The score for Il Gran Mogol was found among the personal papers of the Marquess of Lothian at the National Archives of Scotland.
The flute concerto was identified as a lost part of a series of four “national” concertos by Vivaldi by Andrew Woolley, research fellow at Southampton University.
It was found almost in its entirety with only the second violin part missing. Mr Woolley was able to reconstruct the missing part by referring to the manuscript of another flute concerto by Vivaldi, kept in Turin, which appears to be a reworking of Il Gran Mogol.
The others in the series La Francia, La Spagna and L’Inghilterro remain lost.
Conservators have created the bound copy of the original music score to give a flavour of the original and allow inspection of the manuscript.

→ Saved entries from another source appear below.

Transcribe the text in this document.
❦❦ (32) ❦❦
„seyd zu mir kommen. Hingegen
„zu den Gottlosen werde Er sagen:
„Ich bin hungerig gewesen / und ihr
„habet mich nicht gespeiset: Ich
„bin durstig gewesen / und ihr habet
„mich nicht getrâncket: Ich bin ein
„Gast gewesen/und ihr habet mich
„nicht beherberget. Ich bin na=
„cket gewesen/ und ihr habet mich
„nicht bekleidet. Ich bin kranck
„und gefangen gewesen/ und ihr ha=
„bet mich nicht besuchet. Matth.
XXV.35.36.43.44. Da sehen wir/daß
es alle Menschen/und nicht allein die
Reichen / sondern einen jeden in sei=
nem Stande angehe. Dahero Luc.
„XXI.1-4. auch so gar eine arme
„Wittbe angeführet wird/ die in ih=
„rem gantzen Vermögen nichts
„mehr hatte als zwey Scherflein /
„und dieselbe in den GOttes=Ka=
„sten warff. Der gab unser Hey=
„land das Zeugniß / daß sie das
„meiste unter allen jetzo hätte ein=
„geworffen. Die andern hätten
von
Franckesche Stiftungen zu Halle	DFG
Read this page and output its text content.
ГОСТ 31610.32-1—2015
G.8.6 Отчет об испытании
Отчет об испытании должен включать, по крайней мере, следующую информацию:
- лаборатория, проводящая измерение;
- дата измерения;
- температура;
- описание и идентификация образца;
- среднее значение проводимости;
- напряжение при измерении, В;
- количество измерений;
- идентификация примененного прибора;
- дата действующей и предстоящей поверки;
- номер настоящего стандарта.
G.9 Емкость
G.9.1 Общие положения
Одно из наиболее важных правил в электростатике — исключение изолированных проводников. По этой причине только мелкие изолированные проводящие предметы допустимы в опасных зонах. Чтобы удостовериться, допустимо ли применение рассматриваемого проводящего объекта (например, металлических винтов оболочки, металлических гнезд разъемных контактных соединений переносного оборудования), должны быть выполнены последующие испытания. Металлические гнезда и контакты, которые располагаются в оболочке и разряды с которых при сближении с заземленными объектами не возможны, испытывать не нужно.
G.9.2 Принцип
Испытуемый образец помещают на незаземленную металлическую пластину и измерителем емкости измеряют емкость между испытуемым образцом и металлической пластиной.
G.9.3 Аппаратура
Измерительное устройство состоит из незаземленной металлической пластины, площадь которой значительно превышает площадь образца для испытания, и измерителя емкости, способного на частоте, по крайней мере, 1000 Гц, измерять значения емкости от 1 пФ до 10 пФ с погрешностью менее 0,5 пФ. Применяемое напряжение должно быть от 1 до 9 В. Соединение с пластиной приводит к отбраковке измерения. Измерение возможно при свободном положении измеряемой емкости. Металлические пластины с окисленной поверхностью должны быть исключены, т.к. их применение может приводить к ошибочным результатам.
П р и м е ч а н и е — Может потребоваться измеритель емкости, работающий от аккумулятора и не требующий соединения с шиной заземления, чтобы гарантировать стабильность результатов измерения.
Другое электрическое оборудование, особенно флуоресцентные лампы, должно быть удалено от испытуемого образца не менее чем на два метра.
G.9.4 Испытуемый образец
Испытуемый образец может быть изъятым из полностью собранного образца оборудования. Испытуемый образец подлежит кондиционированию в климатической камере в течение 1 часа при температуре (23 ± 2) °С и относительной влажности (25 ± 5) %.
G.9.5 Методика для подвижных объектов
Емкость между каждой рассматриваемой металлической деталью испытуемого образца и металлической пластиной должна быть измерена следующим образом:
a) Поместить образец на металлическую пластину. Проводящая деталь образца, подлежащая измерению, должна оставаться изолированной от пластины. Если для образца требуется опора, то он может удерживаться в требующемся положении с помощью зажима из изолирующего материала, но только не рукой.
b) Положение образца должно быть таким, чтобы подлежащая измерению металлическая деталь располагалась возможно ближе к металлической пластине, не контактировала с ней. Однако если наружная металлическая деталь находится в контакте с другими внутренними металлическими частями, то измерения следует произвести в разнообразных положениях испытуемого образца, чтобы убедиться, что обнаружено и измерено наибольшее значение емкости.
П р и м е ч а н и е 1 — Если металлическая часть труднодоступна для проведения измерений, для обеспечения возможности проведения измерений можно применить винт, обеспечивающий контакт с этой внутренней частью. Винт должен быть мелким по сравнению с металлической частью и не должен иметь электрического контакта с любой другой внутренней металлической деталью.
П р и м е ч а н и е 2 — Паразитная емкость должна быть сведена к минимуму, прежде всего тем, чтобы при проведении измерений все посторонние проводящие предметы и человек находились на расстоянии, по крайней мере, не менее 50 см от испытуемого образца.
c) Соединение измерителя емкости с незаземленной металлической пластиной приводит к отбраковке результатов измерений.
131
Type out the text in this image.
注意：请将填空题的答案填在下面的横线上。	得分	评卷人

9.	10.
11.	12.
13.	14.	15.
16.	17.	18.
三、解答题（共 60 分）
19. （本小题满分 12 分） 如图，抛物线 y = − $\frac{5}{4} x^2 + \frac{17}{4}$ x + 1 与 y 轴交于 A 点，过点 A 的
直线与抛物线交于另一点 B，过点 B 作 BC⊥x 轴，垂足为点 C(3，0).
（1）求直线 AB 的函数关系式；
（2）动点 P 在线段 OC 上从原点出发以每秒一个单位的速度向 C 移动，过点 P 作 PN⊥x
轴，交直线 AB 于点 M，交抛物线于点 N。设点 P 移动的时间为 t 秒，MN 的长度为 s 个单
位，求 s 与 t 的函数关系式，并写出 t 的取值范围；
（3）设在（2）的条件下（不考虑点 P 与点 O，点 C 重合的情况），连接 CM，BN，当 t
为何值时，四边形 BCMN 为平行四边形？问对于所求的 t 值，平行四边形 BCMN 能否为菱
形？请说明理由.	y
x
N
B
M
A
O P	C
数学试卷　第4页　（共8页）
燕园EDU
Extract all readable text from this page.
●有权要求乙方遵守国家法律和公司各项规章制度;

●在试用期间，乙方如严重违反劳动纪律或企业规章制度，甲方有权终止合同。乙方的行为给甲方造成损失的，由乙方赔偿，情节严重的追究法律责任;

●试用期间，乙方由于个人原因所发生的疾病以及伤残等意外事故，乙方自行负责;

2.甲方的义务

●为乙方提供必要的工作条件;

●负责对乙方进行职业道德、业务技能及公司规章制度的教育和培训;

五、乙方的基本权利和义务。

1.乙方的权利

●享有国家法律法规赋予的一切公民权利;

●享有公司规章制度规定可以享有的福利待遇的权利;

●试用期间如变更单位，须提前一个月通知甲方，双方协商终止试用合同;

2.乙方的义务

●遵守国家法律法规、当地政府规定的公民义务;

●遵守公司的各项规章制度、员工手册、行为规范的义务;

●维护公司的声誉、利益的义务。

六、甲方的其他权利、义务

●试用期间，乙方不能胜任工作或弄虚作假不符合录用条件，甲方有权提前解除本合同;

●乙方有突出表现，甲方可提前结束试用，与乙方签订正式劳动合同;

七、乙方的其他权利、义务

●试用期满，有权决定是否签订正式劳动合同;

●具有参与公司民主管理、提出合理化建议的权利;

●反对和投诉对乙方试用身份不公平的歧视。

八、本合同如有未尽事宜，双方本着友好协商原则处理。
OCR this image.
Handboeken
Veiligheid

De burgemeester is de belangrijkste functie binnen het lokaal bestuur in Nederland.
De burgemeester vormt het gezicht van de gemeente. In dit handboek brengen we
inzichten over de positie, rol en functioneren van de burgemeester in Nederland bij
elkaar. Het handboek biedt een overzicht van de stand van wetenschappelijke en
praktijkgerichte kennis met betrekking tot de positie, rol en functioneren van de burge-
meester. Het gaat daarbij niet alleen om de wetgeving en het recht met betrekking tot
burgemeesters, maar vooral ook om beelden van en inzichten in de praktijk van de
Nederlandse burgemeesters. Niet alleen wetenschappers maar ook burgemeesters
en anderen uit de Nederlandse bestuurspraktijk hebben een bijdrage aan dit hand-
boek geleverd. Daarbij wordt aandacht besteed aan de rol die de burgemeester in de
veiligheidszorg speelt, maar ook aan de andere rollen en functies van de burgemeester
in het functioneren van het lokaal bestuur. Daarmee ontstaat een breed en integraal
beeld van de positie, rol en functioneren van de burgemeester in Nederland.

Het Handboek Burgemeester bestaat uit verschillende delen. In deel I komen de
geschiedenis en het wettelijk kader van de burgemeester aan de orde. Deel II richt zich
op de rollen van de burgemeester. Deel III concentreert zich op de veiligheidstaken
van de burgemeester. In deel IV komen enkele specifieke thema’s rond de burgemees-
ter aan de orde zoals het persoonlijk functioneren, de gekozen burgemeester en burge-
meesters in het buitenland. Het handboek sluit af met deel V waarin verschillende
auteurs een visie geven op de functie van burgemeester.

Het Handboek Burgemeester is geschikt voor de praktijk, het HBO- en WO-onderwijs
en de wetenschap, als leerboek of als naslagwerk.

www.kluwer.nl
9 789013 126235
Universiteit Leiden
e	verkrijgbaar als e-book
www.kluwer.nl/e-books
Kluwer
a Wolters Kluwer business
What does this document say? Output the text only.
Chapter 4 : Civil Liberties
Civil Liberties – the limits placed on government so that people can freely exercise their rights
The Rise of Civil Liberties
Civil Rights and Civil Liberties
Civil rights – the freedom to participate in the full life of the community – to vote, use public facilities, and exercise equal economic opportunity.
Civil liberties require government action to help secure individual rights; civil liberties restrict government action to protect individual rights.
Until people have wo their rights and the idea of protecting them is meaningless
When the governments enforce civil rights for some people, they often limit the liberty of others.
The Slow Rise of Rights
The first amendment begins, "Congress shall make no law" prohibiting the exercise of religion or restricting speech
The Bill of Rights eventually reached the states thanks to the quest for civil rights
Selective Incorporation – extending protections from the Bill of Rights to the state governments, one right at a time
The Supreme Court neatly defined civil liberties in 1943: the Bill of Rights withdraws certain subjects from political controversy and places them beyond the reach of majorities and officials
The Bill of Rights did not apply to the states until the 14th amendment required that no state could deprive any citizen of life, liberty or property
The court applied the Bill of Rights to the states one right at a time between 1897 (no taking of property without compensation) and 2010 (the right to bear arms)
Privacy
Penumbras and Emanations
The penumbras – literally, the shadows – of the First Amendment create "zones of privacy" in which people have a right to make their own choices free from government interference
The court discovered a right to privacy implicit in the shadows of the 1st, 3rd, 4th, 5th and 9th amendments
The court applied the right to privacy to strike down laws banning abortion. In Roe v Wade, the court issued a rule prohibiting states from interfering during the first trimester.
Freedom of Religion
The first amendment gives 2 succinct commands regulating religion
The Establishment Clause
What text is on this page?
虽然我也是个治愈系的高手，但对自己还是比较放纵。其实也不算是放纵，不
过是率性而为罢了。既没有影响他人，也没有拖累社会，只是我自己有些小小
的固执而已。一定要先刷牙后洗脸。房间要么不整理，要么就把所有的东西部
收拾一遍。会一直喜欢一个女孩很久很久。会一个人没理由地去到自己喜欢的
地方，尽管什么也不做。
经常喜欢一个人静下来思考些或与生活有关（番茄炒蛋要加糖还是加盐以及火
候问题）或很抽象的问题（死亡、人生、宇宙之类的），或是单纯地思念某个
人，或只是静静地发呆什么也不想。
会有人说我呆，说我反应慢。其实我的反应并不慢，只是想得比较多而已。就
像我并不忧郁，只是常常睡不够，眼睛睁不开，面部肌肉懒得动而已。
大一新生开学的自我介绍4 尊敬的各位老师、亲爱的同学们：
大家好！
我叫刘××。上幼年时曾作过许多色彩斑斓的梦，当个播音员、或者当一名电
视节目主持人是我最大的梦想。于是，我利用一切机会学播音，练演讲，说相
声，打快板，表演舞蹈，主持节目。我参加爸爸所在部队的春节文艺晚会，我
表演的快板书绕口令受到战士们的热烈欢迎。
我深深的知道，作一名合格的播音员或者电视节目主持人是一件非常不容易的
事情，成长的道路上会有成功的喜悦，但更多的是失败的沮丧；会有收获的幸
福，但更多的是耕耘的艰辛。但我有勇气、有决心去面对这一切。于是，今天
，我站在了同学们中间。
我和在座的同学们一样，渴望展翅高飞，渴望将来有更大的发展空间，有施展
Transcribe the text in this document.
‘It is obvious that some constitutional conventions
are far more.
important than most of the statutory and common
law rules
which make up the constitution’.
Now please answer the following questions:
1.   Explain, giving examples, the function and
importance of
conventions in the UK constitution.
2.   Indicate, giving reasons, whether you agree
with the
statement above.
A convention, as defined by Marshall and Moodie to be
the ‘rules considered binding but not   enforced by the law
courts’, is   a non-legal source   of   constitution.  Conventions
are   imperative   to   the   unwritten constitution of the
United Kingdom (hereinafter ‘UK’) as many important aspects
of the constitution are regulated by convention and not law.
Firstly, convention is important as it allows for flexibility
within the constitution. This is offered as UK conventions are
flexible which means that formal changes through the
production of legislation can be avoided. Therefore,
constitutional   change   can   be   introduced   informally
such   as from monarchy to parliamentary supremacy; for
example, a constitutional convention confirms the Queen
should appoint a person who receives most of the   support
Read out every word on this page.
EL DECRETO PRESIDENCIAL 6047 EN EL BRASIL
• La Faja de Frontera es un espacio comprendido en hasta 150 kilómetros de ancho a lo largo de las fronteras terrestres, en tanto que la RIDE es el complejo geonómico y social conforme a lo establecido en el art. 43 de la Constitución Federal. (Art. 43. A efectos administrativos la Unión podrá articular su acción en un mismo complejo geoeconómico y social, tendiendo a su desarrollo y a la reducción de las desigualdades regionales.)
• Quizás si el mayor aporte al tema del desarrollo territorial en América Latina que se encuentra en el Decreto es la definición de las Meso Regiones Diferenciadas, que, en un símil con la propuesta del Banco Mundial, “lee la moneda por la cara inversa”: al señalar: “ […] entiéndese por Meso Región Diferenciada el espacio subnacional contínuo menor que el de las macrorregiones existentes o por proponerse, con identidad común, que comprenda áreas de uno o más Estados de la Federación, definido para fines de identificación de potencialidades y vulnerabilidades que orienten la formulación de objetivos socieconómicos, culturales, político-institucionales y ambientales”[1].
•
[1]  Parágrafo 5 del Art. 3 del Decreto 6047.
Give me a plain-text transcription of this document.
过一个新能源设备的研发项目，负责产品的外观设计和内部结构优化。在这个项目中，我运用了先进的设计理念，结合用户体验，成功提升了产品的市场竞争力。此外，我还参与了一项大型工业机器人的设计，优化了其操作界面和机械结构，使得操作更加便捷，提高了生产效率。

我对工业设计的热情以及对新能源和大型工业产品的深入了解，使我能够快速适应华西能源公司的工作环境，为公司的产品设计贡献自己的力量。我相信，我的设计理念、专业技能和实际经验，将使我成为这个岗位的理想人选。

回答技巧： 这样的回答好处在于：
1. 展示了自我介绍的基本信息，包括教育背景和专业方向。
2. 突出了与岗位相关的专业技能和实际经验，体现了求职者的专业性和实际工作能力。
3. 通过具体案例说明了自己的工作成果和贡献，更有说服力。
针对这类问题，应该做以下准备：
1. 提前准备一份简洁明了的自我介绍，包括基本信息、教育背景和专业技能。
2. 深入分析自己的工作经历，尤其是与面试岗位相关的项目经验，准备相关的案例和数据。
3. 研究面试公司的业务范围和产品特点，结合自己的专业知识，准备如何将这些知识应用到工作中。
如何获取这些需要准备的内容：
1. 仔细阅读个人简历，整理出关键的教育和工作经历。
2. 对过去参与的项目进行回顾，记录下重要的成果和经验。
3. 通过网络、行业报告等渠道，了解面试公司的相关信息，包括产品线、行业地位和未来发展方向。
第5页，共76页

It was on display at Perth Concert Hall on Wednesday night as early music group La Serenissima performed it for the first time since the 18th century, and will now be moved for public viewing to the AK Bell Library.
It is believed the concerto was brought to Scotland as the property of nobleman Lord Robert Kerr, son of the 3rd Marquess of Lothian, who may have acquired it on a grand tour of Europe in the early 1700s.
The manuscript is not in Vivaldi’s hand but is a copy in the hand of an 18th century professional musician or copyist.